O estoque da dívida pública de Minas Gerais pode ultrapassar os R$ 211 bilhões em três anos. É o que aponta projeção do Executivo estadual encaminhada aos deputados estaduais em um dos anexos do Projeto de Lei de Diretrizes Orçamentárias (PLDO) de 2027. Segundo o material, obtido por O Fator, há chance de o valor chegar a R$ 211,4 bilhões em 2029.
Para o ano que vem, a estimativa para o estoque da dívida é de R$ 205,3 bilhões. Conforme consulta feita nesta sexta-feira (29) ao painel de débitos estaduais, gerido pela Secretaria de Estado de Fazenda (SEF), atualmente, o passivo total está em R$ 206,6 bilhões, valor que considera o saldo negativo junto à União e também acordos feitos com outros entes, como empréstimos internacionais.
Eis a evolução do estoque da dívida projetada pela PLDO:
- 2027: R$ 205,3 bilhões;
- 2028: R$ 209 bilhões;
- 2029: R$ 211,4 bilhões;
- 2030: R$ 211,2 bilhões;
- 2031: R$ 209,5 bilhões.
Serviço da dívida gerará gasto de quase R$ 8 bi em 2027
Ainda de acordo com os cálculos apensados ao projeto, o erário estadual arcará com R$ 7,76 bilhões com amortizações de dívidas, encargos e juros no ano que vem.
A cifra é dividida da seguinte forma:
- R$ 6,29 bilhões em amortização;
- R$ 1,36 bilhão em juros;
- R$ 98,8 milhões em encargos.
No que diz respeito exclusivamente à amortização, há crescimento de 135% em relação a 2024, quando foram gastos R$ 2,68 bilhões. O incremento tem relação com a adesão ao Programa de Pleno Pagamento das Dívidas dos Estados (Propag), que, além de exigir parcelas mensais para a diminuição do passivo junto à União, obrigou Minas Gerais a retomar a quitação de prestações de empréstimos que tiveram o governo federal como ente garantidor.
A necessidade de reservar R$ 7,76 bilhões para as obrigações referentes às dívidas ajudou a aumentar as despesas estimadas para o ano que vem. Se a Lei Orçamentária Anual (LOA) deste ano calcula gastos da ordem de R$ 147 bilhões, a PLDO de 2027 eleva esse número para R$ 150,5 bilhões.

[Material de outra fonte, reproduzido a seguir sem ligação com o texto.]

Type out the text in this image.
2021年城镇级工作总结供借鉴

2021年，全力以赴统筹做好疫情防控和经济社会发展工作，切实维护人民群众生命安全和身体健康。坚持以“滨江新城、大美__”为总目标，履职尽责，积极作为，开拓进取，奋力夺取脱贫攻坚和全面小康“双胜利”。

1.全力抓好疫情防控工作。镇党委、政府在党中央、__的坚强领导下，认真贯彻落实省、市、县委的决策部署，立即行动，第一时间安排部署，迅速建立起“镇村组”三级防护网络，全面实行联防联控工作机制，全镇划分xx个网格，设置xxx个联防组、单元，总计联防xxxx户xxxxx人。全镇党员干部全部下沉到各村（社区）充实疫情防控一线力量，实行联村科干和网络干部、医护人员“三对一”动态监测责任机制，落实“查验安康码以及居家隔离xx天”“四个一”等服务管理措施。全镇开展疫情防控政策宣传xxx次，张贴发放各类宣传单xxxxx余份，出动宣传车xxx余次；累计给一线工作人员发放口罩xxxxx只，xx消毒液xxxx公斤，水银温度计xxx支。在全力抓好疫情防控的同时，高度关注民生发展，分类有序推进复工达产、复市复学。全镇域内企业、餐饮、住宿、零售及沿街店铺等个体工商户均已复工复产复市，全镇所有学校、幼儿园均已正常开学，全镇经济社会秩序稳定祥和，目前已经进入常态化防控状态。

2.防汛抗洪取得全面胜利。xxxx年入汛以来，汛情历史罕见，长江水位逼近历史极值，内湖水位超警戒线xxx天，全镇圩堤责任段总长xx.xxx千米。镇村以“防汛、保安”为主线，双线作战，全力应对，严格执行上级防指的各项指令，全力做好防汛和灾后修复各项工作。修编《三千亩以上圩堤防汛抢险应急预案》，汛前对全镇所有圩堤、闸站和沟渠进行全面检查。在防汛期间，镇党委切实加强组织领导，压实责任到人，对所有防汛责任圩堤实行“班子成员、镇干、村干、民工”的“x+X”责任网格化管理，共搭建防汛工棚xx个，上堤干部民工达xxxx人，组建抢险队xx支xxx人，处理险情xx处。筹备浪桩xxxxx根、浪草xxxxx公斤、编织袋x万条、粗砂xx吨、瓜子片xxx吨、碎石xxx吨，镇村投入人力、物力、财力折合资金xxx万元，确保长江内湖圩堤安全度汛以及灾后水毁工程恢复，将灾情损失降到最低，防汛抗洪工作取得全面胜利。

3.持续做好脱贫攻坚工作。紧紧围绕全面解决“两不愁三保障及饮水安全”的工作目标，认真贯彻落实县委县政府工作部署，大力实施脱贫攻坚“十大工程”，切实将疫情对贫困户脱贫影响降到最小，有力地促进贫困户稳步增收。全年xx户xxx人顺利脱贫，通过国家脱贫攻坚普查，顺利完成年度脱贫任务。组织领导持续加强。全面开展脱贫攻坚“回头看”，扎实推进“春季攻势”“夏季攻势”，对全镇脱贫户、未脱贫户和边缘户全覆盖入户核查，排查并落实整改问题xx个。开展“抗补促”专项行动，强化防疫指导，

Custos obrigatórios dominam despesas
Dos R$ 150,5 bilhões em despesas, R$ 132,7 bilhões — cerca de 88% — correspondem aos chamados gastos obrigatórios. Além das dívidas, entram nessa conta a folha de pessoal, que consumirá R$ 96,2 bilhões, e os gastos constitucionais, que exigirão R$ 11,6 bilhões.
Os custos, quando contrapostos à receita projetada de R$ 142,8 bilhões, dão forma a um rombo previsto de R$ 7,67 bilhões.
“Esse cenário é influenciado, dentre outros motivos, pelos efeitos da reforma tributária nacional, com a redução das transferências da cota-parte do Imposto Sobre Produtos Industrializados (IPI), e, paralelamente, pelos pagamentos crescentes da dívida nos termos do Propag, seguindo firmemente o propósito de equalizar as contas públicas”, justificou o governador Mateus Simões (PSD).